Mientras, existen millonarias subvenciones para instalar LEDs por todo el país (64,7 millones de euros). Y si se hace bien, no necesariamente es malo, aunque sí poco eficiente en la protección del medio ambiente. La reducción de potencia que hizo Madrid (o A Coruña), podría costar sólo 17 € por farola (sin contar mano de obra), pero el cambio a LED típico en España cuesta unos 600 € puntos de luz.  A nadie se le escapa que la cantidad de farolas que se pueden cambiar a 17 € la farola, es muchísimo más que a 600 €. Pero si incluso nos vamos a LEDs eficientes pero no tan sostenibles pero baratos, los precios pueden rondar los 45 € en la farola y por debajo de eso, en alumbrado público, lo más probable es que nos están estafando (véase los LEDs de Rus).


En otras palabras, los planes de nuestros ayuntamientos de convertir a LED, son más una artimaña para limpiar la cara, que una verdadera apuesta por la reducción de las emisiones de CO2. Lo peor de todo, es que muchos, ni siquiera son conscientes de ello y creen que realmente lo están haciendo bien.

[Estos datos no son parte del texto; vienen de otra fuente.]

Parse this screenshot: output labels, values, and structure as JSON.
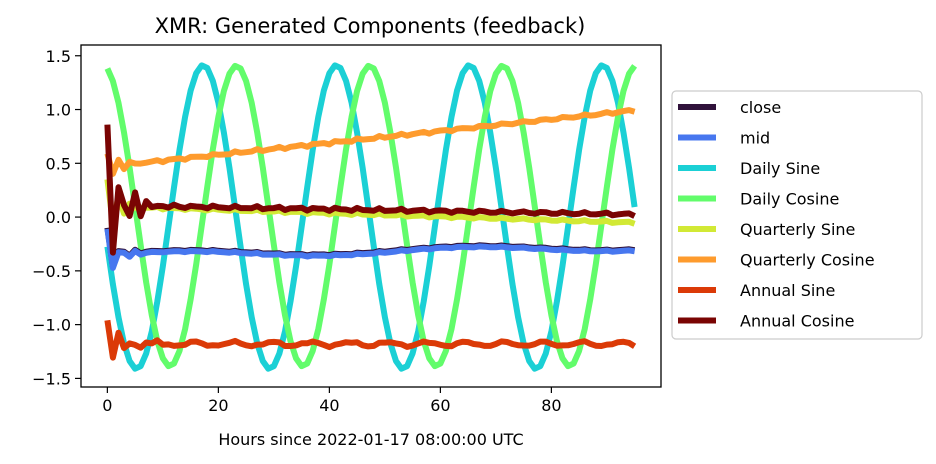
{
  "chart_data": {
    "type": "line",
    "title": "XMR: Generated Components (feedback)",
    "xlabel": "Hours since 2022-01-17 08:00:00 UTC",
    "ylabel": "",
    "xlim": [
      -4.75,
      99.75
    ],
    "ylim": [
      -1.58,
      1.6
    ],
    "xticks": [
      0,
      20,
      40,
      60,
      80
    ],
    "yticks": [
      -1.5,
      -1.0,
      -0.5,
      0.0,
      0.5,
      1.0,
      1.5
    ],
    "ytick_labels": [
      "−1.5",
      "−1.0",
      "−0.5",
      "0.0",
      "0.5",
      "1.0",
      "1.5"
    ],
    "grid": false,
    "legend_position": "outside-right",
    "series": [
      {
        "name": "close",
        "color": "#30123b",
        "kind": "close"
      },
      {
        "name": "mid",
        "color": "#4777ef",
        "kind": "mid"
      },
      {
        "name": "Daily Sine",
        "color": "#1bd0d5",
        "kind": "daily_sin",
        "amplitude": 1.42,
        "period_hours": 24,
        "phase_shift_hours": 0.75
      },
      {
        "name": "Daily Cosine",
        "color": "#62fc6b",
        "kind": "daily_cos",
        "amplitude": 1.42,
        "period_hours": 24,
        "phase_shift_hours": 0.75
      },
      {
        "name": "Quarterly Sine",
        "color": "#d2e935",
        "kind": "q_sin"
      },
      {
        "name": "Quarterly Cosine",
        "color": "#fe9b2d",
        "kind": "q_cos"
      },
      {
        "name": "Annual Sine",
        "color": "#db3a07",
        "kind": "a_sin"
      },
      {
        "name": "Annual Cosine",
        "color": "#7a0403",
        "kind": "a_cos"
      }
    ]
  }
}
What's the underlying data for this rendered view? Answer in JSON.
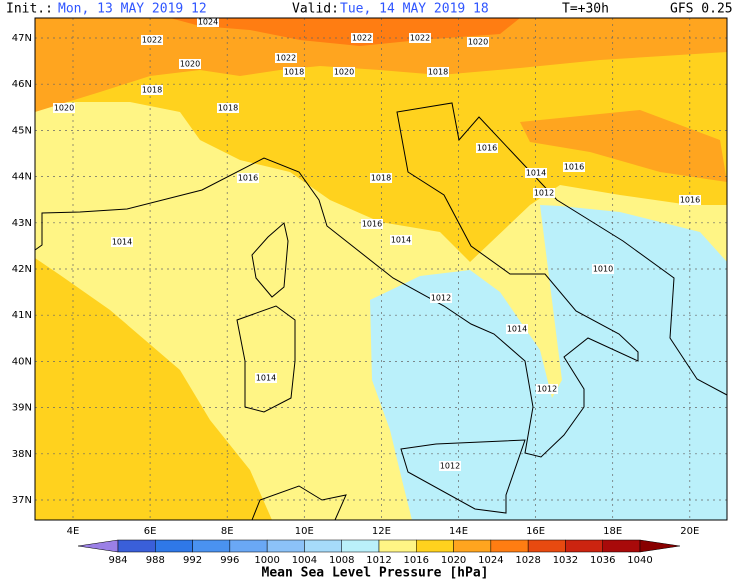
{
  "header": {
    "init_label": "Init.:",
    "init_value": "Mon, 13 MAY 2019  12",
    "valid_label": "Valid:",
    "valid_value": "Tue, 14 MAY 2019  18",
    "lead": "T=+30h",
    "model": "GFS 0.25",
    "label_color": "#000000",
    "value_color": "#2f55ff"
  },
  "map": {
    "lat_labels": [
      "47N",
      "46N",
      "45N",
      "44N",
      "43N",
      "42N",
      "41N",
      "40N",
      "39N",
      "38N",
      "37N"
    ],
    "lon_labels": [
      "4E",
      "6E",
      "8E",
      "10E",
      "12E",
      "14E",
      "16E",
      "18E",
      "20E"
    ],
    "isobar_labels": [
      "1024",
      "1022",
      "1022",
      "1022",
      "1020",
      "1022",
      "1020",
      "1018",
      "1020",
      "1018",
      "1018",
      "1020",
      "1018",
      "1016",
      "1016",
      "1018",
      "1014",
      "1016",
      "1012",
      "1016",
      "1016",
      "1014",
      "1014",
      "1010",
      "1012",
      "1014",
      "1014",
      "1012",
      "1012"
    ]
  },
  "colorbar": {
    "colors": [
      "#9b80e6",
      "#3a5fd9",
      "#2f78e8",
      "#4a92f0",
      "#6aa8f5",
      "#8cc2f8",
      "#a6dbfa",
      "#baf0fa",
      "#fff585",
      "#ffd21e",
      "#ffa51f",
      "#ff7d12",
      "#e84a10",
      "#cc2410",
      "#a80a0a",
      "#880000"
    ],
    "labels": [
      "984",
      "988",
      "992",
      "996",
      "1000",
      "1004",
      "1008",
      "1012",
      "1016",
      "1020",
      "1024",
      "1028",
      "1032",
      "1036",
      "1040"
    ],
    "title": "Mean Sea Level Pressure [hPa]"
  }
}
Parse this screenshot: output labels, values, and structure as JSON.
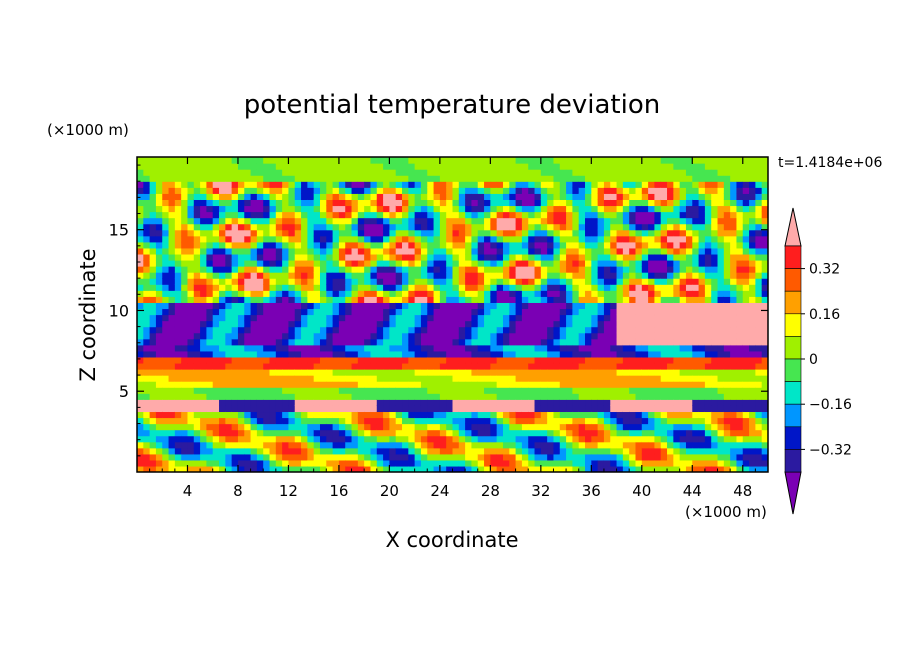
{
  "chart_data": {
    "type": "heatmap",
    "title": "potential temperature deviation",
    "xlabel": "X coordinate",
    "ylabel": "Z coordinate",
    "x_units": "(×1000 m)",
    "y_units": "(×1000 m)",
    "time_label": "t=1.4184e+06",
    "xlim": [
      0,
      50
    ],
    "ylim": [
      0,
      19.5
    ],
    "x_ticks": [
      4,
      8,
      12,
      16,
      20,
      24,
      28,
      32,
      36,
      40,
      44,
      48
    ],
    "y_ticks": [
      5,
      10,
      15
    ],
    "colorbar": {
      "levels": [
        -0.4,
        -0.32,
        -0.24,
        -0.16,
        -0.08,
        0,
        0.08,
        0.16,
        0.24,
        0.32,
        0.4
      ],
      "tick_labels": [
        "-0.32",
        "-0.16",
        "0",
        "0.16",
        "0.32"
      ],
      "tick_values": [
        -0.32,
        -0.16,
        0,
        0.16,
        0.32
      ],
      "colors": [
        "#7a00b4",
        "#2b1aa0",
        "#0016c8",
        "#0096ff",
        "#00e6c8",
        "#46e650",
        "#a0f000",
        "#ffff00",
        "#ffa000",
        "#ff5a00",
        "#ff1e1e",
        "#ffaaaa"
      ],
      "extend": "both"
    },
    "grid": false,
    "legend_placement": "right"
  }
}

Por ello necesitamos que la gente que se dedica a la comunicación en temas de sostenibilidad profesionalmente o como activista sea consciente de este problema. Si nos ponen LEDs, que realmente ayuden a luchar contra el cambio climático y reduzcan realmente la contaminación lumínica. Y si no es así, que no se instalen.

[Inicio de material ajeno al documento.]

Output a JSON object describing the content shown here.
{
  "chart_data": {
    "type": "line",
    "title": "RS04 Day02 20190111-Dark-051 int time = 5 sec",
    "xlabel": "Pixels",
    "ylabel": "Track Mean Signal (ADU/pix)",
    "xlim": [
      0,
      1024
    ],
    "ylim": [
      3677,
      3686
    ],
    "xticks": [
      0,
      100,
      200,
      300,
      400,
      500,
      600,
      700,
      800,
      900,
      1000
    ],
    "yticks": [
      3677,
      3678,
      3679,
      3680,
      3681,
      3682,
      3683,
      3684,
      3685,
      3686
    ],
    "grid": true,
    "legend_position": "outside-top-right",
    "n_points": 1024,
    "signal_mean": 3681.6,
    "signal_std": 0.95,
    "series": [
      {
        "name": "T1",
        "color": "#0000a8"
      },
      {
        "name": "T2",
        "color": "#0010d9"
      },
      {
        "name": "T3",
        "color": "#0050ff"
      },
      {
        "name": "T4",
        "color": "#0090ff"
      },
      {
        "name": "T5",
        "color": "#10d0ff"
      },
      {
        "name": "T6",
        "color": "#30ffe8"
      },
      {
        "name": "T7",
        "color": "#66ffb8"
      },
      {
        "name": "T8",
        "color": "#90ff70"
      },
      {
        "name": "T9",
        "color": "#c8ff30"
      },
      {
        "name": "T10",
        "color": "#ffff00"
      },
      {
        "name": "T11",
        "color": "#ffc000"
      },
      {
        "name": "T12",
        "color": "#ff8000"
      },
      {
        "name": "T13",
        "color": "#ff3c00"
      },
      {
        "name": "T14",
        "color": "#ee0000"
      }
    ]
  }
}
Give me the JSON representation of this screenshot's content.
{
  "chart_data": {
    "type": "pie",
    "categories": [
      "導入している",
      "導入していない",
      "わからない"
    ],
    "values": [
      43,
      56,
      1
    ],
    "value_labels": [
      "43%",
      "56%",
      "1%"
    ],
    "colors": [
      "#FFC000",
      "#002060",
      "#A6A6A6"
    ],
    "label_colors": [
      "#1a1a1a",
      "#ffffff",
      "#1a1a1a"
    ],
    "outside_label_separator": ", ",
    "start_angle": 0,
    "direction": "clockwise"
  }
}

Sin embargo, si los LED se usan adecuadamente, pueden ser una gran baza para reducir las emisiones de CO2 y la contaminación lumínica. Si se usan adecuadamente, la capacidad de los LED para enviar la luz sólo donde se necesita, la capacidad de elegir el color adecuado, la capacidad de regular la intensidad, la capacidad de corregir iluminación excesiva, la capacidad de cambiar el color de la luz de manera dinámica. El alumbrado inteligente, es inteligente solo cuando hay profesionales inteligentes y formados detrás. Necesitamos diseñadores de iluminación para que adecuen la iluminación a las necesidades reales de las personas, necesitamos informes de impacto ambiental que nos indiquen que se puede iluminar y que no se puede iluminar, necesitamos ingenieros que nos ofrezcan las mejores soluciones técnicas. Elimina uno de esos pasos, y puedes dar por descontado que el resultado no será un alumbrado ni inteligente ni sostenible, por muy caro y avanzado que sea el sistema de iluminación.

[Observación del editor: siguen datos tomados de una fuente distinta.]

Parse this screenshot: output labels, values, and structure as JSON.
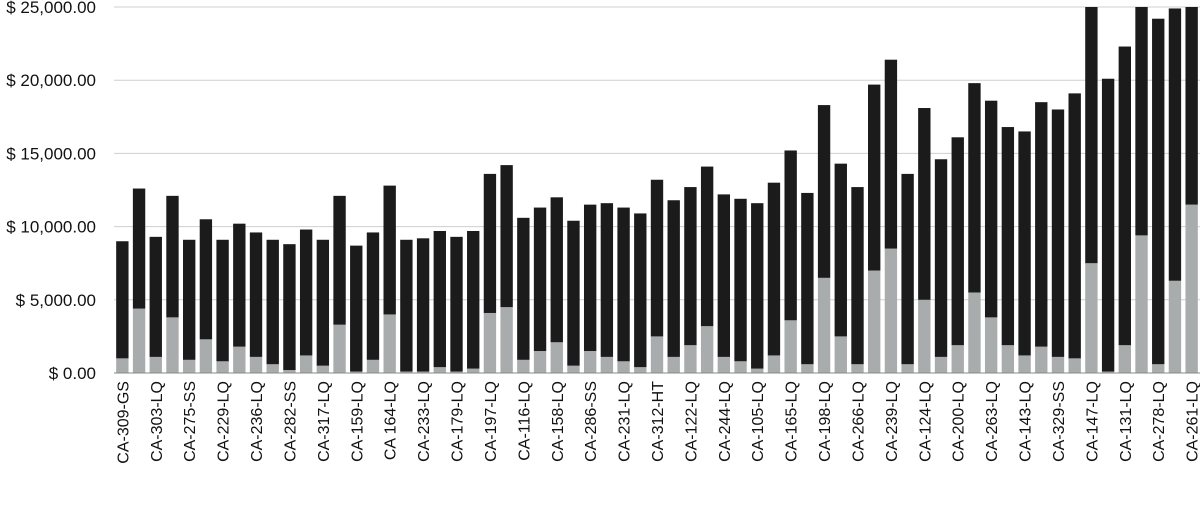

Un ejemplo de esto, han sido las revueltas que se han producido en varios lugares del mundo en contra de la instalación de LEDs. Empezando por Roma, Montreal, Seattle, New York, Madrid,...


Pero, parte de la industria está empezando a apostar por una nueva estrategia. Si tu no quieres convertirte a LED, te vamos a obligar. Los pequeños municipios están empezando a tener problemas para encontrar lámparas de sodio para mantener sus alumbrados y se ven forzados a cambiarse a LED sin las garantías necesarias.


Por otro lado, el Parlamento Europeo ya ha solicitado a la Comisión Europea la realización de una regulación que limite la expansión de la contaminación lumínica. Estamos en una carrera por salvar la belleza de nuestras ciudades, nuestro patrimonio cultural, por salvar los ecosistemas nocturnos y evitar mayores daños en forma de enfermedades transmitidas por mosquitos y otros posibles impactos en forma de enfermedades hormonodependientes.


No todo vale. Los LED pueden ser sostenibles, sí. Lo son por defecto, no. En caso de duda, mejor deja lo que ya está.